Cal Crutchlow says Austin crash caused 2014 MotoGP problems

Cal Crutchlow feels his crash at Austin early in 2014 was the main reason he failed to thrive in the Ducati MotoGP team, rather than any lack of affinity with the Desmosedici

Cal Crutchlow says Austin crash caused 2014 MotoGP problems

The Briton became the latest factory Ducati rider to leave the team earlier than expected when he agreed to terminate his contract a year early and move to LCR Honda.

Crutchlow believes the confidence blow of the Austin accident, which left him sidelined a hand injury was particularly badly timed as it came while he was still acclimatising to the Ducati.

"I don't think it was just the bike. I'd be the first to admit I wasn't riding it that well," he told AUTOSPORT.

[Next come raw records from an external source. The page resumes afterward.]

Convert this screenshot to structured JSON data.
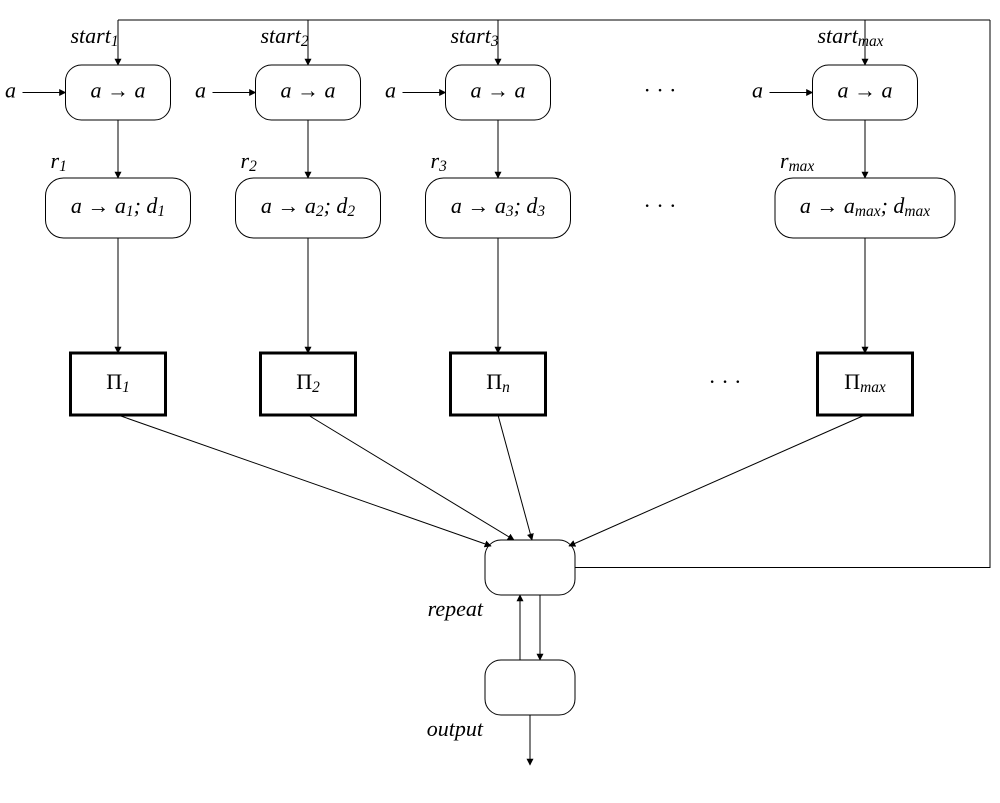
{
  "columns": [
    {
      "start_label": [
        "start",
        "1"
      ],
      "start_rule": "a → a",
      "input_a": "a",
      "r_label": [
        "r",
        "1"
      ],
      "r_rule": [
        "a → a",
        "1",
        "; d",
        "1"
      ],
      "pi": [
        "Π",
        "1"
      ]
    },
    {
      "start_label": [
        "start",
        "2"
      ],
      "start_rule": "a → a",
      "input_a": "a",
      "r_label": [
        "r",
        "2"
      ],
      "r_rule": [
        "a → a",
        "2",
        "; d",
        "2"
      ],
      "pi": [
        "Π",
        "2"
      ]
    },
    {
      "start_label": [
        "start",
        "3"
      ],
      "start_rule": "a → a",
      "input_a": "a",
      "r_label": [
        "r",
        "3"
      ],
      "r_rule": [
        "a → a",
        "3",
        "; d",
        "3"
      ],
      "pi": [
        "Π",
        "n"
      ]
    },
    {
      "start_label": [
        "start",
        "max"
      ],
      "start_rule": "a → a",
      "input_a": "a",
      "r_label": [
        "r",
        "max"
      ],
      "r_rule": [
        "a → a",
        "max",
        "; d",
        "max"
      ],
      "pi": [
        "Π",
        "max"
      ]
    }
  ],
  "dots": "· · ·",
  "repeat_label": "repeat",
  "output_label": "output"
}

"It was only after my crash at Austin - up until then I felt confident.

"I think it's probably one of the biggest crashes of my career.

"After that I wasn't willing to push and take risks as much as I had before until I got my confidence back.

"It took me a long time to get it back because I had no real feeling for or understanding of the bike."

Although Crutchlow trailed team-mate Andrea Dovizioso for much of the season, he returned to competitiveness in the final part of the year - taking a podium finish at Aragon and showing frontrunning form in all the subsequent races.

That came despite Ducati prioritising its 2015 riders Dovizioso and Andrea Iannone when it came to upgrades, including the revamped GP14.2 version of the bike.

"Obviously the other guys started to get upgrades through the year as well, which made the gap even bigger," said Crutchlow.

"But once I started to feel comfortable with the bike, I was willing to push again.

"Don't get me wrong, we had a lot of things go wrong on our side of the garage as well - a lot of mechanical failures, a lot of other things that weren't just on the track.

"I think it all mounted up. Once I found that form, I showed I was able to be competitive."